Audio Reactive WLED is a possibility of using WLED controllers in such a way that the LEDs react to music and light up in time. First time this was implemented by a Sound Reactive Fork. As of WLED version 0.14.0-beta1 an usermod is available for original WLED too. Currently only ESP32 microcontrollers are supported.
The audio must be "feed" into the microcontroller. There are basically two options: using microphones or line-in adapters.
Three microphone types are supported:
1. Analog microphones
Examples are MAX4466 (not really good) and MAX9814 (slightly better). These microphones are easy to use: you just have to connect 3.3V, GND and the analog output from the microphone to an ADC input (Analog-to-Digital Converter) of ESP32. However, the big disadvantage is the quality: both from the microphones themselves and from the ADCs integrated into microcontrollers, which are actually not well suited for audio processing and highly influenced by the power supply noise.
Analog microphones and analog buttons (potentiometers) rule out each other
WLED can use analog microphones or analog buttons but not both at the same time!
2. I2S digital microphones
Examples are INMP441 and ICS-43434/ICS-43432. These have an integrated ADC and already output a digital signal. The advantage is the best possible quality. The disadvantage is higher complexity (you need several PINs for a digital signal). For proper trouble-free operation keep wires between the microphone and ESP32 as short as possible and solder them properly.
There are also some commercial controllers with integrated digital microphone or plug-in capability available. Be sure to setup correct GPIOs according to the information you typically will find printed on the board or in user manual.
3. PDM microphones
An example is SPM1423. In principle, these are also digital microphones with an integrated Sigma-Delta ADC. They are slightly cheaper than I2S microphones, require one PIN less and the quality is quite good.
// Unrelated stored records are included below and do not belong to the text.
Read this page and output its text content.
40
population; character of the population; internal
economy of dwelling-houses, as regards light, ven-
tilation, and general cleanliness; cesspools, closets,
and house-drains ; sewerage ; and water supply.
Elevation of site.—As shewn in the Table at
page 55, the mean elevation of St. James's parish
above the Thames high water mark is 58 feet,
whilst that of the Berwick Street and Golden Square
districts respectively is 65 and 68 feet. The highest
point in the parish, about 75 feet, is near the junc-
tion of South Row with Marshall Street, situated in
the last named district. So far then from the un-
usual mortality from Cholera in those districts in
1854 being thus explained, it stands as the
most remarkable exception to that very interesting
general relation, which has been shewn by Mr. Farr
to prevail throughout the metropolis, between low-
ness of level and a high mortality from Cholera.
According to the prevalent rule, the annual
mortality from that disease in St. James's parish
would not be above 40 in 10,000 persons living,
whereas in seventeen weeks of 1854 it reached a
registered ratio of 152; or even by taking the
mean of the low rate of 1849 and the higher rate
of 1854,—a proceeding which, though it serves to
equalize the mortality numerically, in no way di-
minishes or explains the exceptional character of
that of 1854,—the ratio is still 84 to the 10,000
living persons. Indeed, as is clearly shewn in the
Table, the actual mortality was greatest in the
Similar to microphones there are options for analog or digital line-in adapters. In both cases you use line-out (AUX) or headphone-out signal of your sound system/TV/Smartphone/etc.
1. Analog line-in option
At least a simple analog circuit as shown below is required to prepare the analog line-out signal and to feed it to the ADC converter of ESP32 microcontroller. In this case, the whole thing works like with an analog microphone. The quality is not the best here either because the ESP32 ADC is not particularly good at converting audio signals and the signal conditioning circuitry is very simple, but not very good. In addition, the sensitivity can be quite poor, so that the whole thing only works at a higher volume of the signal.
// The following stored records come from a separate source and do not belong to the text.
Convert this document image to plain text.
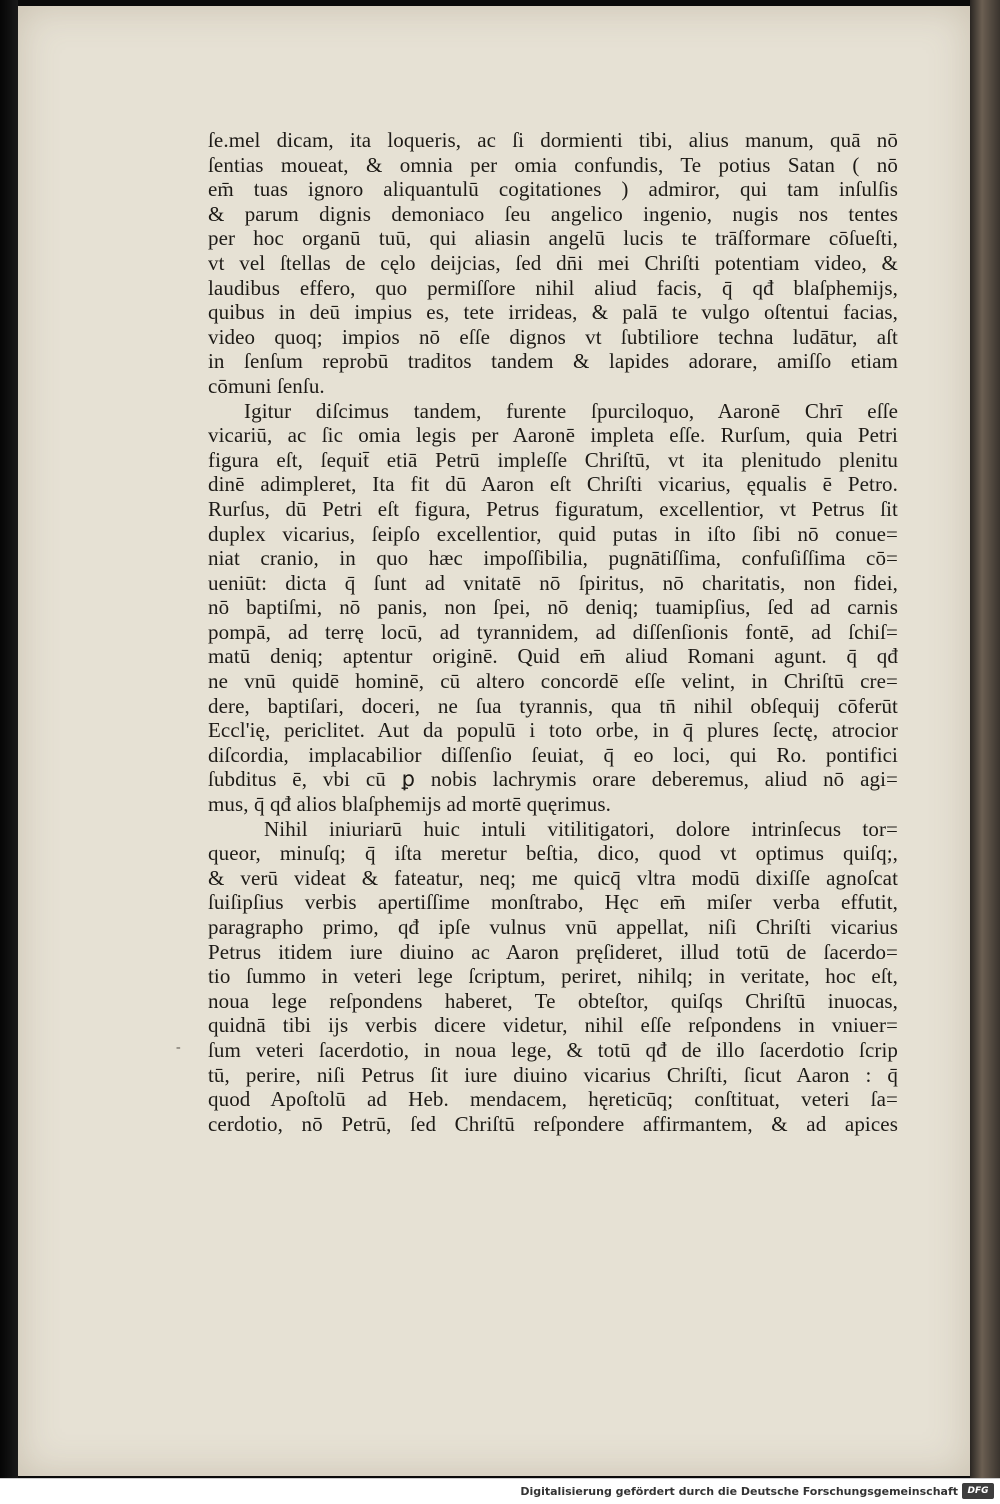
ſe.mel dicam, ita loqueris, ac ſi dormienti tibi, alius manum, quā nō
ſentias moueat, & omnia per omia confundis, Te potius Satan ( nō
em̄ tuas ignoro aliquantulū cogitationes ) admiror, qui tam inſulſis
& parum dignis demoniaco ſeu angelico ingenio, nugis nos tentes
per hoc organū tuū, qui aliasin angelū lucis te trāſformare cōſueſti,
vt vel ſtellas de cęlo deijcias, ſed dn̄i mei Chriſti potentiam video, &
laudibus effero, quo permiſſore nihil aliud facis, q̄ qđ blaſphemijs,
quibus in deū impius es, tete irrideas, & palā te vulgo oſtentui facias,
video quoq; impios nō eſſe dignos vt ſubtiliore techna ludātur, aſt
in ſenſum reprobū traditos tandem & lapides adorare, amiſſo etiam
cōmuni ſenſu.
Igitur diſcimus tandem, furente ſpurciloquo, Aaronē Chrī eſſe
vicariū, ac ſic omia legis per Aaronē impleta eſſe. Rurſum, quia Petri
figura eſt, ſequit̄ etiā Petrū impleſſe Chriſtū, vt ita plenitudo plenitu
dinē adimpleret, Ita fit dū Aaron eſt Chriſti vicarius, ęqualis ē Petro.
Rurſus, dū Petri eſt figura, Petrus figuratum, excellentior, vt Petrus ſit
duplex vicarius, ſeipſo excellentior, quid putas in iſto ſibi nō conue=
niat cranio, in quo hæc impoſſibilia, pugnātiſſima, confuſiſſima cō=
ueniūt: dicta q̄ ſunt ad vnitatē nō ſpiritus, nō charitatis, non fidei,
nō baptiſmi, nō panis, non ſpei, nō deniq; tuamipſius, ſed ad carnis
pompā, ad terrę locū, ad tyrannidem, ad diſſenſionis fontē, ad ſchiſ=
matū deniq; aptentur originē. Quid em̄ aliud Romani agunt. q̄ qđ
ne vnū quidē hominē, cū altero concordē eſſe velint, in Chriſtū cre=
dere, baptiſari, doceri, ne ſua tyrannis, qua tn̄ nihil obſequij cōferūt
Eccl'ię, periclitet. Aut da populū i toto orbe, in q̄ plures ſectę, atrocior
diſcordia, implacabilior diſſenſio ſeuiat, q̄ eo loci, qui Ro. pontifici
ſubditus ē, vbi cū ꝑ nobis lachrymis orare deberemus, aliud nō agi=
mus, q̄ qđ alios blaſphemijs ad mortē quęrimus.
Nihil iniuriarū huic intuli vitilitigatori, dolore intrinſecus tor=
queor, minuſq; q̄ iſta meretur beſtia, dico, quod vt optimus quiſq;,
& verū videat & fateatur, neq; me quicq̄ vltra modū dixiſſe agnoſcat
ſuiſipſius verbis apertiſſime monſtrabo, Hęc em̄ miſer verba effutit,
paragrapho primo, qđ ipſe vulnus vnū appellat, niſi Chriſti vicarius
Petrus itidem iure diuino ac Aaron pręſideret, illud totū de ſacerdo=
tio ſummo in veteri lege ſcriptum, periret, nihilq; in veritate, hoc eſt,
noua lege reſpondens haberet, Te obteſtor, quiſqs Chriſtū inuocas,
quidnā tibi ijs verbis dicere videtur, nihil eſſe reſpondens in vniuer=
ſum veteri ſacerdotio, in noua lege, & totū qđ de illo ſacerdotio ſcrip
tū, perire, niſi Petrus ſit iure diuino vicarius Chriſti, ſicut Aaron : q̄
quod Apoſtolū ad Heb. mendacem, hęreticūq; conſtituat, veteri ſa=
cerdotio, nō Petrū, ſed Chriſtū reſpondere affirmantem, & ad apices
-
Digitalisierung gefördert durch die Deutsche Forschungsgemeinschaft	DFG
In some cases, you can do it without this circuit and connect the GND of the audio source and an audio channel (left or right) directly to ESP32 ADC Pin (GND and analog input, e.g. GPIO36 pin on the ESP32). This solution is rather quite dirty workaround and might work well or not at all.
2. Line-in to I2S adapter
Line-in to I2S adapter converts the analog line-out or headphone signal into a digital I2S signal that can be proceed by ESP32. There are some general or for WLED specially developed analog-to-I2S adapters based on for example CirrusLogic CS5343, TI PCM1808 or es7243 chips on the market. In this case, the whole thing works like with a digital I2S microphone. The only difference to I2S microphone is that you at least need an extra PIN for MCLK (Master Clock) signal, which can only be generated by the ESP32 on GPIOs 0, 1 or 3. The other complication is that MCLK is a high frequency signal and must be wired extremely accurate and have short wires. Some adapter types also require more additional signals. For stability it is better to use ready-to-use controller with special Line-In to I2S adapter or DIY PCB design where you can integrate general analog-to-I2S adapter directly without long wires.
For some more details please refer to Sound Reactive WLED WIKI
Because audio reactive capability is currently implemented as a usermod, you need WLED compiled with this usermod included or use Sound Reactive WLED fork. The official WEB-based WLED installer does not include original WLED with audio reactive usermod, but offers Sound Reactive WLED as an option. The unofficial WEB-based WLED installer offers more options including original WLED with audio reactive usermod.